PURCHASE, N.Y.--Centerprise has introduced CenterSphere, an enterprise management software suite that includes a market data management module. The vendor is currently looking for firms to participate in beta tests.
The module, called the Centerprise Market Data Service, allows firms to integrate new data feeds and data types, gain access to disparate data sources, centralize management of data sources and manage and control data. It handles third-party and internal market data.
For example, firms can create a single code for a product, such as the five-year Treasury, thus reconciling CUSIP, RIC and trading desk codes, says Reto Tuffli, CEO and senior principal.
"You can create a universal identifier internally," he says.
Firms can also create an enterprise-wide software system inventory and see the data sources provided by each system; assign data transformation processes to each data source; monitor data feeds by system, organization unit or transformation and workflow processes; run exception reporting for missing or incomplete feeds; and run audit reporting of data transformation and message routing.

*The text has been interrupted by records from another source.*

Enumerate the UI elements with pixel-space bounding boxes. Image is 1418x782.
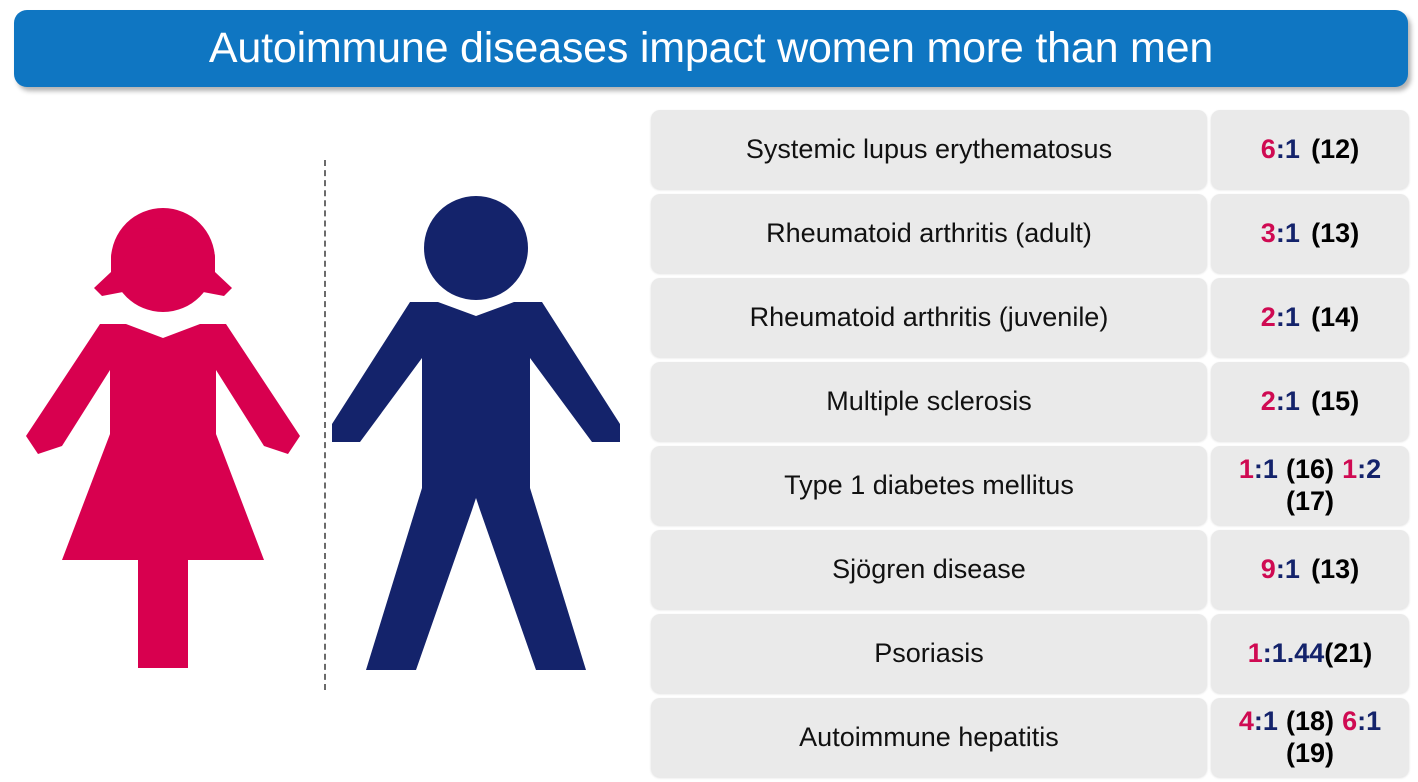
disease-label: Type 1 diabetes mellitus xyxy=(784,470,1074,501)
table-row[interactable]: Rheumatoid arthritis (juvenile) 2:1(14) xyxy=(651,278,1409,357)
disease-label: Sjögren disease xyxy=(832,554,1026,585)
female-person-icon xyxy=(18,188,308,688)
disease-name-cell[interactable]: Rheumatoid arthritis (juvenile) xyxy=(651,278,1207,357)
ratio-male-part: :1 xyxy=(1276,386,1300,416)
ratio-male-part-second: :1 xyxy=(1357,706,1381,736)
table-row[interactable]: Autoimmune hepatitis 4:1(18)6:1 (19) xyxy=(651,698,1409,777)
disease-name-cell[interactable]: Psoriasis xyxy=(651,614,1207,693)
ratio-male-part-second: :2 xyxy=(1357,454,1381,484)
ratio-male-part: :1 xyxy=(1276,134,1300,164)
ratio-male-part: :1 xyxy=(1276,554,1300,584)
ratio-value: 1:1(16)1:2 (17) xyxy=(1217,454,1403,518)
ratio-female-part-second: 1 xyxy=(1342,454,1357,484)
ratio-female-part: 1 xyxy=(1239,454,1254,484)
disease-label: Rheumatoid arthritis (juvenile) xyxy=(750,302,1109,333)
ratio-reference: (16) xyxy=(1286,454,1334,484)
disease-label: Rheumatoid arthritis (adult) xyxy=(766,218,1092,249)
ratio-female-part: 1 xyxy=(1248,638,1263,668)
male-person-icon xyxy=(326,188,626,688)
vertical-dashed-divider xyxy=(324,160,326,690)
ratio-cell[interactable]: 3:1(13) xyxy=(1211,194,1409,273)
ratio-reference: (14) xyxy=(1311,302,1359,332)
title-banner: Autoimmune diseases impact women more th… xyxy=(14,10,1408,87)
disease-name-cell[interactable]: Sjögren disease xyxy=(651,530,1207,609)
ratio-reference-second: (19) xyxy=(1286,738,1334,768)
ratio-female-part: 4 xyxy=(1239,706,1254,736)
ratio-cell[interactable]: 9:1(13) xyxy=(1211,530,1409,609)
table-row[interactable]: Systemic lupus erythematosus 6:1(12) xyxy=(651,110,1409,189)
disease-label: Psoriasis xyxy=(874,638,984,669)
disease-name-cell[interactable]: Multiple sclerosis xyxy=(651,362,1207,441)
ratio-female-part-second: 6 xyxy=(1342,706,1357,736)
ratio-male-part: :1 xyxy=(1254,454,1278,484)
table-row[interactable]: Multiple sclerosis 2:1(15) xyxy=(651,362,1409,441)
disease-name-cell[interactable]: Autoimmune hepatitis xyxy=(651,698,1207,777)
table-row[interactable]: Rheumatoid arthritis (adult) 3:1(13) xyxy=(651,194,1409,273)
ratio-male-part: :1.44 xyxy=(1263,638,1325,668)
disease-name-cell[interactable]: Type 1 diabetes mellitus xyxy=(651,446,1207,525)
ratio-reference: (21) xyxy=(1324,638,1372,668)
ratio-cell[interactable]: 2:1(15) xyxy=(1211,362,1409,441)
slide-root: Autoimmune diseases impact women more th… xyxy=(0,0,1418,782)
table-row[interactable]: Sjögren disease 9:1(13) xyxy=(651,530,1409,609)
disease-label: Autoimmune hepatitis xyxy=(799,722,1059,753)
ratio-reference-second: (17) xyxy=(1286,486,1334,516)
disease-name-cell[interactable]: Rheumatoid arthritis (adult) xyxy=(651,194,1207,273)
disease-name-cell[interactable]: Systemic lupus erythematosus xyxy=(651,110,1207,189)
ratio-value: 4:1(18)6:1 (19) xyxy=(1217,706,1403,770)
ratio-cell[interactable]: 2:1(14) xyxy=(1211,278,1409,357)
ratio-female-part: 9 xyxy=(1261,554,1276,584)
ratio-reference: (12) xyxy=(1311,134,1359,164)
ratio-female-part: 3 xyxy=(1261,218,1276,248)
table-row[interactable]: Type 1 diabetes mellitus 1:1(16)1:2 (17) xyxy=(651,446,1409,525)
ratio-male-part: :1 xyxy=(1254,706,1278,736)
ratio-value: 2:1(15) xyxy=(1217,386,1403,418)
table-row[interactable]: Psoriasis 1:1.44(21) xyxy=(651,614,1409,693)
ratio-reference: (15) xyxy=(1311,386,1359,416)
ratio-cell[interactable]: 4:1(18)6:1 (19) xyxy=(1211,698,1409,777)
ratio-value: 9:1(13) xyxy=(1217,554,1403,586)
gender-figures-panel xyxy=(0,96,648,782)
ratio-value: 2:1(14) xyxy=(1217,302,1403,334)
ratio-male-part: :1 xyxy=(1276,302,1300,332)
ratio-cell[interactable]: 1:1(16)1:2 (17) xyxy=(1211,446,1409,525)
ratio-male-part: :1 xyxy=(1276,218,1300,248)
ratio-reference: (18) xyxy=(1286,706,1334,736)
page-title: Autoimmune diseases impact women more th… xyxy=(209,27,1213,70)
disease-label: Multiple sclerosis xyxy=(826,386,1032,417)
disease-label: Systemic lupus erythematosus xyxy=(746,134,1112,165)
ratio-cell[interactable]: 1:1.44(21) xyxy=(1211,614,1409,693)
ratio-female-part: 2 xyxy=(1261,386,1276,416)
ratio-value: 1:1.44(21) xyxy=(1217,638,1403,670)
ratio-reference: (13) xyxy=(1311,218,1359,248)
ratio-female-part: 6 xyxy=(1261,134,1276,164)
ratio-female-part: 2 xyxy=(1261,302,1276,332)
ratio-value: 6:1(12) xyxy=(1217,134,1403,166)
ratio-reference: (13) xyxy=(1311,554,1359,584)
disease-ratio-table: Systemic lupus erythematosus 6:1(12) Rhe… xyxy=(651,110,1409,782)
ratio-value: 3:1(13) xyxy=(1217,218,1403,250)
ratio-cell[interactable]: 6:1(12) xyxy=(1211,110,1409,189)
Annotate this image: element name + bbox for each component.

Other functionality includes data caching, publish/subscribe support and the ability to link in value-added market data functions such as time series retrievals and transformations. A Journal Maintenance feature retains the data universe used for a specific business function to allow for reproducibility and historical auditing of results.
Raw data can be stored in a third-party or internally developed database or normalized to a Centerprise common data store. Adapters use message broker and transformation tools such as IBM’s MQSeries Integrator to simplify transformation and integration and provide a structure for accessing the data. Access to different market data sources is simplified by a common messaging tier with standardized request/response formats and common API and document schemas, such as XML.
MDS uses Java-based application services and the MQSeries suite for guaranteed messaging and message brokering and transformation capabilities. Centerprise is an IBM partner and has incorporated IBM San Francisco and IBM WebSphere Application Server as well as IBM MQSeries into the product.
Centerprise has also partnered with Fame, incorporating Fame’s time-series database technology into the architecture. In addition, Fame’s data is used to calibrate Monte Carlo simulations and drive historical simulations and for reference data management purposes. LJS’ Fixed Investment Database supports CenterSphere’s portfolio and analytics modules. CenterSphere also includes analytics libraries from a number of providers.
Centerprise is currently looking for two to four firms to participate in beta tests, Tuffli says. The product has spent two and a half years in development.
Tuffli says the software can help firms lower costs and improve controls. "You reduce the number of staff needed to manage and reconcile different sources of data and reports, reduce the number of services and reduce the number of heterogeneous applications. There’s also some gain from more efficient processes and workflows," he says.
Centerprise is available on an ASP or software license basis. Pricing depends on the size and complexity of the organization and the number of users, among other factors.